Steve Veilleux

T'en souviens-tu encore, Godin?

Le nouvel album solo à paraître le 18 mars


Informations : Simon Fauteux / Larissa Souline

En poésie, il faut oser être simple, modeste et familier. Je ne suis pas un poète de laboratoire.

Je suis dans la ruelle derrière. Là où passent les piétons. Je fais une poésie de piéton. Gérald Godin1

Cantouques et poèmes de Gérald Godin deviennent chansons

Montréal, mars 2016 – Pour une deuxième fois en carrière, Steve Veilleux, chanteur et principal auteur-compositeur du groupe Kaïn, se permet un aparté musical avec conviction et sans préméditation. Un virage ponctuel hors de sa zone de confort. Quand l’œuvre poétique de l’homme politique Gérald Godin a croisé son parcours de façon impromptue, le temps s’est arrêté pour Steve Veilleux. Il a fouillé, lu et relu l’œuvre du député-poète, s’imprégnant de ses textes coup de poing comme de ses très beaux poèmes d’amour. Voici T’EN SOUVIENS-TU ENCORE, GODIN ?, un album, disponible le 18 mars sur lequel il met en chanson une sélection d’écrits de l’immortel Godin. Veilleux donnera vie à son projet sur scène alors que la tournée prendra son envol le 21 avril à Sorel.

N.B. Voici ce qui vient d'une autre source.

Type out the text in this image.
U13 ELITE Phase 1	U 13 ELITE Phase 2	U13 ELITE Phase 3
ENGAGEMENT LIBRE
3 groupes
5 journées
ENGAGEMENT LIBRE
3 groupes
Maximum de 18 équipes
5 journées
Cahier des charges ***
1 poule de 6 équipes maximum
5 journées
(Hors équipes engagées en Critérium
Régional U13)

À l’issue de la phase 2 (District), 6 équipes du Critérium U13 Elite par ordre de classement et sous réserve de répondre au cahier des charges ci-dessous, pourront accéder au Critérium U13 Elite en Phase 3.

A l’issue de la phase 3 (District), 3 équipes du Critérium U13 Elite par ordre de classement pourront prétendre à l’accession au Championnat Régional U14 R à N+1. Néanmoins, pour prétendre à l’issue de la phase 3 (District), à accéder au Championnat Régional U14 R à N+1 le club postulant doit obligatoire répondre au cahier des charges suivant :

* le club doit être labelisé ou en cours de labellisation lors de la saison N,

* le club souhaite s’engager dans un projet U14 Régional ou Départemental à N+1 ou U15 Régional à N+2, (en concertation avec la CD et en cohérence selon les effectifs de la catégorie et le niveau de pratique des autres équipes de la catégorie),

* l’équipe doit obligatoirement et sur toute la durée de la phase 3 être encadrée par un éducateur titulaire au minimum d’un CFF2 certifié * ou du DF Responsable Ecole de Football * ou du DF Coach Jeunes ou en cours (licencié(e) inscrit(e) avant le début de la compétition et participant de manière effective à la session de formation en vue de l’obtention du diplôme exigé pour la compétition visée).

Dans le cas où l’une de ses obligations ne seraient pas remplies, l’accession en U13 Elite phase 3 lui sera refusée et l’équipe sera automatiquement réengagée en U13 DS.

L’album T’EN SOUVIENS-TU ENCORE, GODIN ? présente douze fragments choisis de l’œuvre poétique de Gérald Godin, mis en chansons par Steve Veilleux. L’auteur et chanteur signe également la coréalisation avec le multi-instrumentiste Davy Gallant. Arrangements épurés ou soulevés par des orchestrations plus éclatées, la réalisation de chaque morceau a été dictée par les mots, dans un désir de servir le plus pertinemment possible chacun des textes.

Parmi ceux-ci, l’incontournable Cantouque des hypothéqués, poème incisif évoquant « ceux qui laissent leurs poumons dans les moulins de coton », Libertés surveillées qui traite de la vague d’arrestations arbitraires d’octobre 1970 et dont sa conjointe Pauline Julien et lui furent victimes, Tango de Montréal, cet hommage aux travailleurs montréalais de toutes les origines que l’on retrouve sur un mur de la place Gérald-Godin, à la station de Métro Mont-Royal ou, bien entendu, T’en souviens-tu Godin ? fameux poème qu’il a composé en 1976, au moment de son élection comme député du Parti Québécois.

Alors qu’il dispose d’une brève pause avec son groupe Kaïn, Steve Veilleux s’attèle à un projet qu’il caresse depuis longtemps, celui de réaliser un court-métrage documentaire sur la classe ouvrière. Celui de donner la parole à des hommes et des femmes qui, comme son propre père ayant passé sa vie entière dans une fonderie, ont trimé dur. Il entre en contact avec Grégoire Bédard, professeur au département cinéma du Collège de Drummondville, en quête de conseils. Mis au fait du projet, le professeur lui « ordonne » de lire Godin, lui remettant le recueil Ils ne demandaient qu’à brûler. « Vivant, on m‘oubliera. Mort, on me pleurera ». Voilà les premières lignes sur lesquelles tombe Veilleux. Le coup va du cœur aux tripes. Il vient de découvrir un homme aussi vulnérable que fort en gueule, porte-étendard de la classe ouvrière, reconnu pour son franc-parler et fier de sa culture québécoise, de son joual, de ses différences. Il y a une filiation idéologique entre les deux hommes, une association naturelle.

« Dès lors, j’ai beaucoup lu Godin, jusqu’au glossaire de son lexique… Plusieurs de ses poèmes m’ont happé. J’ai alors mis sur la glace mon documentaire et créé une douzaine de chansons, structurées comme telles, à partir de ses textes. Je ne voulais pas réciter sa poésie sur fond musical. Godin est un poète de l’oral. Ces textes sont percutants, même percussifs. La musique s’y accolait souvent naturellement. Et les combats de Godin, son respect de la classe ouvrière, son cynisme face à l’élite, sa crainte d’oublier d’où il venait qu’il a si bien exprimée dans T’en souviens-tu, Godin… tout ça résonne très fort pour moi. Si avec mes chansons je peux porter ses mots, ses passions et ses revendications au plus grand nombre de gens possible, et peut-être à une toute nouvelle génération, je serai un homme heureux », conclut Steve Veilleux.

1 Jean ROYER, Le bel Octobre du poète, Le Devoir, 11 octobre 1986 ; extraits repris dans Gérald Godin, Traces pour une autobiographie. Écrits et parlés II, édition préparée par André Gervais, Montréal, L’Hexagone, coll. « Itinéraires », 1994.